While the Ebola outbreak has been concentrated in the West African countries of Guinea, Liberia and Sierra Leone, the contagion also threatens Ivory Coast, the world's biggest cocoa producer, and scattered cases have been reported in the United States and Europe.

The three nations accounted for 4,912 of all deaths to date. The WHO estimated the true toll may be 1.5 times higher in Guinea, 2.5 times higher in Liberia and twice the reported rate in Sierra Leone.

In the United States, meanwhile, health officials in Newark, New Jersey, report that a woman suspected of having the Ebola virus has tested negative. The woman had been quarantined after arriving ill from West Africa, but a test showed no infection. 

The woman will remain quarantined for 21 days, under terms of a program announced Friday by New York Governor Andrew Cuomo and New Jersey Governor Chis Christie.
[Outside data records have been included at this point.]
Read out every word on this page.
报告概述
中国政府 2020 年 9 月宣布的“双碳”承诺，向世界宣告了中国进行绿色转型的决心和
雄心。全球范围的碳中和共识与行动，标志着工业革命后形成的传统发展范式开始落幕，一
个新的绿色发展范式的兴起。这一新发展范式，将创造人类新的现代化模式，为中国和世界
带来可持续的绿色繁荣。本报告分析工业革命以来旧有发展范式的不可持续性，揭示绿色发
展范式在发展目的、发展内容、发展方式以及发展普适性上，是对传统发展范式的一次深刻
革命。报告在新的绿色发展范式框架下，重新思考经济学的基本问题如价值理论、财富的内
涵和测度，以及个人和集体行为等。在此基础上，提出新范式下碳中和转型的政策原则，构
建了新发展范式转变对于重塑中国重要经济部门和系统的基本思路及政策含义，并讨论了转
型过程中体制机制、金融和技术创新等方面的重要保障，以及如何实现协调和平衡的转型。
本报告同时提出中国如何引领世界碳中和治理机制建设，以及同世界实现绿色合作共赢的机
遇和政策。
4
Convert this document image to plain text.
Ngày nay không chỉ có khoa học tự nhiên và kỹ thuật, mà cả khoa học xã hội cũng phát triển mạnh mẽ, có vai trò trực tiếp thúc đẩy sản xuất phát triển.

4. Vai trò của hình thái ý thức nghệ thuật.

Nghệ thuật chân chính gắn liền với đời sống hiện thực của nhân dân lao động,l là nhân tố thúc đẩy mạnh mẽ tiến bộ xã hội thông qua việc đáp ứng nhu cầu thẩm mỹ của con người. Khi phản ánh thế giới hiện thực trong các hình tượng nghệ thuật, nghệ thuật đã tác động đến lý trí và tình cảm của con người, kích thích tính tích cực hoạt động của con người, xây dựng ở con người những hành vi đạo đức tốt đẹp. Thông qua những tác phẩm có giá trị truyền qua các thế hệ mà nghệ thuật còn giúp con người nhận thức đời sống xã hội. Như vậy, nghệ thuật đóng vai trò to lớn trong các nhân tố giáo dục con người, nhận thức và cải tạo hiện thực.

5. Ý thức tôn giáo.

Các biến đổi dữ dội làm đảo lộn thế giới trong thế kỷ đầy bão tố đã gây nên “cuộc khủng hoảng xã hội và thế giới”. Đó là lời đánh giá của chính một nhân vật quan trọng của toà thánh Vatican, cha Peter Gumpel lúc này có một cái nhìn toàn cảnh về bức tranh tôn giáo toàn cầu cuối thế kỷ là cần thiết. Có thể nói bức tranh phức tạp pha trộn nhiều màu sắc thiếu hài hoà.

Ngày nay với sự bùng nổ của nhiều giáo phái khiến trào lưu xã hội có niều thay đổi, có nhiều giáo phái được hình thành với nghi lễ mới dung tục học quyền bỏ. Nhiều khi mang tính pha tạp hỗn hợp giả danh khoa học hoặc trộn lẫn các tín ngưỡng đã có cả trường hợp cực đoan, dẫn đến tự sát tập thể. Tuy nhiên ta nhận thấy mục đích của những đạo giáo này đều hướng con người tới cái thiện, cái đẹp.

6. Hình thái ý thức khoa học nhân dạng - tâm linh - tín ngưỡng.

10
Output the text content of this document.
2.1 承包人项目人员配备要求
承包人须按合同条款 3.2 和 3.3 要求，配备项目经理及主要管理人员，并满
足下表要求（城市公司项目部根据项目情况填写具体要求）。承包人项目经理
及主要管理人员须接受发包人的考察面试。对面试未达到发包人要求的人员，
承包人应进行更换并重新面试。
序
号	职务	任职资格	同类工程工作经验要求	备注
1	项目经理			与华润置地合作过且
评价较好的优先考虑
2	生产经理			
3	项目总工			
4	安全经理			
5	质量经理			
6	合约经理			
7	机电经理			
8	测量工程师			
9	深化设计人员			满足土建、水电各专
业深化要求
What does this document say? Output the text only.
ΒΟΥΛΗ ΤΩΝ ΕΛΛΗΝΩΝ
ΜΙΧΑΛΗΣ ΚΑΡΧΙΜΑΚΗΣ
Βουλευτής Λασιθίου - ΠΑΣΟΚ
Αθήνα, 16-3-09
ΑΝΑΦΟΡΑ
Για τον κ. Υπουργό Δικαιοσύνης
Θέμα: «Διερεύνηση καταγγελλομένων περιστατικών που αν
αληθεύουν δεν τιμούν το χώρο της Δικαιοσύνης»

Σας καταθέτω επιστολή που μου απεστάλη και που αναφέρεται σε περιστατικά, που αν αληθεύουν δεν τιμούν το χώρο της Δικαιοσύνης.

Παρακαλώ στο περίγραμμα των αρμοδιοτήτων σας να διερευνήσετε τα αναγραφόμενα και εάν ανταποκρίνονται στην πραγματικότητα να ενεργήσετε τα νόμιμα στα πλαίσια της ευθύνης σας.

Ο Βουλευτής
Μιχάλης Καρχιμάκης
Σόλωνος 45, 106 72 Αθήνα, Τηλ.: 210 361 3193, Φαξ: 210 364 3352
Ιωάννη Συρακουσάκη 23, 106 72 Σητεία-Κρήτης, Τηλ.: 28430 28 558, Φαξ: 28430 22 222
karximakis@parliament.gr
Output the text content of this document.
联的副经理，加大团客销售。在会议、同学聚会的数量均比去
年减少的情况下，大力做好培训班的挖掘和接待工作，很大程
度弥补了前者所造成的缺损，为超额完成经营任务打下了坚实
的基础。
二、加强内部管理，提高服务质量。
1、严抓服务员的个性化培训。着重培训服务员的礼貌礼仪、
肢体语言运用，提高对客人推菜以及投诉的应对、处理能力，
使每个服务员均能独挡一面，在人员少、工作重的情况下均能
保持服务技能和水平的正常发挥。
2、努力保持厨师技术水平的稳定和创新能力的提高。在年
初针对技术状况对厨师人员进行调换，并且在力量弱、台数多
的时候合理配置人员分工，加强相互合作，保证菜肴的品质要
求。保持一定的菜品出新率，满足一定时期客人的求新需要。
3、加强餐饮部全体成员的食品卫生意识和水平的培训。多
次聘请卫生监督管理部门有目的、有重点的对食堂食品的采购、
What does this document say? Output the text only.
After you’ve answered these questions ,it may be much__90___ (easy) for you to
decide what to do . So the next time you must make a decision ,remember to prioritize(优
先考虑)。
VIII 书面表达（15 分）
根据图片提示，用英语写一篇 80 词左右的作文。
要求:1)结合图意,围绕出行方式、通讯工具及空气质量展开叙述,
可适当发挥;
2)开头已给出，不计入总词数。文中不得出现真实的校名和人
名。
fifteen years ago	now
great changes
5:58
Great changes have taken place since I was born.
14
Any travellers arriving in the New York area who have had contact with Ebola-infected patients in West Africa will now face the mandatory three-week quarantine.

Another American Ebola patient, Dr Craig Spencer, is being treated in New York, where he recently returned to his home after caring for Ebola victims in Guinea.

Two American nurses who contracted Ebola while caring for a Liberian-American virus victim in Dallas, Texas, have now been declared healthy and virus-free after hospital treatment.

The WHO said Friday it expected hundreds of thousands of doses of Ebola vaccine to be ready by the first half of 2015.

European Union leaders announced Friday they have secured $1.25 billion to help fight the Ebola crisis in West Africa.